What ensued was an even-year, odd-year pattern: Cases dropped to 22 in 2015, jumped to 149 in 2016, and fell again, to 35 in 2017. Last year they reached 228, a number that may grow because scores of illnesses are still being investigated.

In keeping with the cyclical pattern, just four cases have been confirmed this year so far.

CDC officials consider an illness AFM based on scans and other evidence showing a certain kind of damage to the spinal cord. Proof of an enterovirus infection is not required for a case to be counted, mainly because such evidence has been hard to come by. So far, CDC investigators have been able to find evidence of enteroviruses in the spinal fluid of only four of 558 confirmed cases.

Scientists are using more sensitive spinal-fluid tests in hopes of establishing the connection between AFM and EV-D68 more firmly. That, in turn, could spur more focused work on treatments and maybe even a vaccine.

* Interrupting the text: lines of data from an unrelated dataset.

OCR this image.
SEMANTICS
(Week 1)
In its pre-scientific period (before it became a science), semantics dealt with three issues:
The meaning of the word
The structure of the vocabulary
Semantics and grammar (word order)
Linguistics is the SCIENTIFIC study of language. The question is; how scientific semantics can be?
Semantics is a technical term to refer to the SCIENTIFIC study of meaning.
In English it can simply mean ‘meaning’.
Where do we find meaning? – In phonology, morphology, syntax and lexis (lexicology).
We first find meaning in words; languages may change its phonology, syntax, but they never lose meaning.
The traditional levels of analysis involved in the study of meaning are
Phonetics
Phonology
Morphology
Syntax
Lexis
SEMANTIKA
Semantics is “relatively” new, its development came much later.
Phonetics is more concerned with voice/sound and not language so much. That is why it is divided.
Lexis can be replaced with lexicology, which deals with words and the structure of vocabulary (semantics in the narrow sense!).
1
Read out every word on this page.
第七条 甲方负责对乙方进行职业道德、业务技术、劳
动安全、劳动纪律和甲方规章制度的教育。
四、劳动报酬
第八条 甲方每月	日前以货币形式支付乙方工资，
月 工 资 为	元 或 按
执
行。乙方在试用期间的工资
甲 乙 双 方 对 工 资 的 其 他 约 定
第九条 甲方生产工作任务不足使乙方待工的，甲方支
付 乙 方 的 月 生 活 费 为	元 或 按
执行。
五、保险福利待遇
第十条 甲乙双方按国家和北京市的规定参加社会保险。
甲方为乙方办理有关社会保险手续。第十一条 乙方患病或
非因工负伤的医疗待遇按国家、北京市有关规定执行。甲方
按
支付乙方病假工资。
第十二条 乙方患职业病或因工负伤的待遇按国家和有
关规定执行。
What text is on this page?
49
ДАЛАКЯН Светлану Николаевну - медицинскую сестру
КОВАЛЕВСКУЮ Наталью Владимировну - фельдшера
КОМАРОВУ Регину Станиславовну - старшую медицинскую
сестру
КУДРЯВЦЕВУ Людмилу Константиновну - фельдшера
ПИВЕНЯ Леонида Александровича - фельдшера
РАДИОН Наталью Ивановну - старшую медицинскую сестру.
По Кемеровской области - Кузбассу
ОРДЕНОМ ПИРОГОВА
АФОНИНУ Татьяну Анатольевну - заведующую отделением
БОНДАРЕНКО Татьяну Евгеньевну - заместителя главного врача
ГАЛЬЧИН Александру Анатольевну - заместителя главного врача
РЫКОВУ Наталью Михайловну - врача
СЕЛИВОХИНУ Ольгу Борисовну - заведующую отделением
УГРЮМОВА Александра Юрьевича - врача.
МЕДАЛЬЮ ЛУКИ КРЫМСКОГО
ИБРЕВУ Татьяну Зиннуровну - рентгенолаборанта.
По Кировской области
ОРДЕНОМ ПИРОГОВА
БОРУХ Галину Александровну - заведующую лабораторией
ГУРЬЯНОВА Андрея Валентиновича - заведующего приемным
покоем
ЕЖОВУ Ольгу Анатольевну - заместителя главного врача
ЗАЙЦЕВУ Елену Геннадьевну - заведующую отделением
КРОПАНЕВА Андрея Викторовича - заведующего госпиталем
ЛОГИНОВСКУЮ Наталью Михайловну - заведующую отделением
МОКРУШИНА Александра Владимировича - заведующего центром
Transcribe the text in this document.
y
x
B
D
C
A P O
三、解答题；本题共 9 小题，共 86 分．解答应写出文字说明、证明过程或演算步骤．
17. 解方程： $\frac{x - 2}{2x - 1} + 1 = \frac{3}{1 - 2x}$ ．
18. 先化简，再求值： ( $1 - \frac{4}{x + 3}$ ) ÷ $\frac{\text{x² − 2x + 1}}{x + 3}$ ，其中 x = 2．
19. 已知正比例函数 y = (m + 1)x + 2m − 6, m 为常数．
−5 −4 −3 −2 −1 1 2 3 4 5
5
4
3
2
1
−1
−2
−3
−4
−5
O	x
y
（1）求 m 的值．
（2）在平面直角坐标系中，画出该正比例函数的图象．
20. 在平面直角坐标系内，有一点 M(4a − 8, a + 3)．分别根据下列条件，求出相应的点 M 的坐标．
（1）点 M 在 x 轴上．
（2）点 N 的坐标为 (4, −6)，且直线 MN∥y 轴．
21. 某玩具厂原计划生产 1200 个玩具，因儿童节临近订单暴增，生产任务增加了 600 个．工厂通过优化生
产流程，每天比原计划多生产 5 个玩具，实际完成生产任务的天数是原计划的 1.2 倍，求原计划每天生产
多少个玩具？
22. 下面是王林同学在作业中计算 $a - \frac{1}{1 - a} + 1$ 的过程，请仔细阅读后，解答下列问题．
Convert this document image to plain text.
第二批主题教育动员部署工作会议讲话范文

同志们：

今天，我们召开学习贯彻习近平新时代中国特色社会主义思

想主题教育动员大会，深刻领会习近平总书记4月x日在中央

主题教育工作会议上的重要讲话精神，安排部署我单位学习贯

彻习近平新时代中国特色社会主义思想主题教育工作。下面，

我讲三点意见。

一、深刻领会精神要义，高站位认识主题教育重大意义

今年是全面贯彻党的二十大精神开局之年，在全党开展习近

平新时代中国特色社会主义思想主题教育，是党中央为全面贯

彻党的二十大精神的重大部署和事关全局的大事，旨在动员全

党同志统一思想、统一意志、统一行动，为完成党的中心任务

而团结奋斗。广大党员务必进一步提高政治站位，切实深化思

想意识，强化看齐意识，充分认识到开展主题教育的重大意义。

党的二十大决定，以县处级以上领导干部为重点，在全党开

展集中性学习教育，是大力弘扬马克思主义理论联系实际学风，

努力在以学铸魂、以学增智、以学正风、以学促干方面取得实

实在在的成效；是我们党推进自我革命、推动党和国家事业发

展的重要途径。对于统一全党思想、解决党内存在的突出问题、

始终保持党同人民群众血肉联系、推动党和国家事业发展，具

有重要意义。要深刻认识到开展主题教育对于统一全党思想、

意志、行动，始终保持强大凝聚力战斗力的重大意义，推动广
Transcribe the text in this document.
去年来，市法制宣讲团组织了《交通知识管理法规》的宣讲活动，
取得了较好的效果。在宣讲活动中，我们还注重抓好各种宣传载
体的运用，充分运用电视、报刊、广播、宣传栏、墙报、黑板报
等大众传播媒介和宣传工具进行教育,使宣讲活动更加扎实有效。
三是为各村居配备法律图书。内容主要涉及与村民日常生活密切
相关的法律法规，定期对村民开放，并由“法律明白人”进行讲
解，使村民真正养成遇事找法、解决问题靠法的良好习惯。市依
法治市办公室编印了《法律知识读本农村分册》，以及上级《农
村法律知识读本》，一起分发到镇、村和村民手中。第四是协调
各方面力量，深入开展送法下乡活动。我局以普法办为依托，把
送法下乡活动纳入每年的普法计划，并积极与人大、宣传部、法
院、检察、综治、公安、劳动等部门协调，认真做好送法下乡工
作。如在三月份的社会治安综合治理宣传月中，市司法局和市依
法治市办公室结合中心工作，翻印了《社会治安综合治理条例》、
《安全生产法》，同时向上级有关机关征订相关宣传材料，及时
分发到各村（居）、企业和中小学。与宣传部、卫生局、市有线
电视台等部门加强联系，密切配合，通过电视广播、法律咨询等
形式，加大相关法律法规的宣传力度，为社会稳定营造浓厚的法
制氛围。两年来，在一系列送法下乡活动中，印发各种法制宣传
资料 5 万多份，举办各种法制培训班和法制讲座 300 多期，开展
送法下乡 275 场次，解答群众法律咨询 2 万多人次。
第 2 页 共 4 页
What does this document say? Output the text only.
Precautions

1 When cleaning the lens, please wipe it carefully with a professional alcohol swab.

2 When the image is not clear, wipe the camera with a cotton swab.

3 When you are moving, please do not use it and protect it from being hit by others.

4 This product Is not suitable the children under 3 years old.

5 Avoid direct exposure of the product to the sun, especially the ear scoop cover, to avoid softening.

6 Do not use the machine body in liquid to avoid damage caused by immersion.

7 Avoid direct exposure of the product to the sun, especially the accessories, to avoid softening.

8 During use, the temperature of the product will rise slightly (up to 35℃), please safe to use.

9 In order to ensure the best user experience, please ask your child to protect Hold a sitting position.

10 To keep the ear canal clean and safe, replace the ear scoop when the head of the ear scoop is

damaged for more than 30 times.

Meanwhile, Fauci’s agency has put out a call for researchers to apply for federal funds, and is tapping a University of Alabama-anchored network of pediatric research centers to work on the illness.

The CDC is pledging a greater focus, too. Parents have accused the agency of doing little more than counting cases and have complained that when they tried to contact CDC, they encountered only automated phone trees and form responses.

CDC officials have begun holding meetings and calls with families, set up a scientific task force and working to monitor cases more closely.

Fauci suggested it would be a mistake to assume that surges will take place every other year forever. The next one “may be in 2019, for all we know,” he said.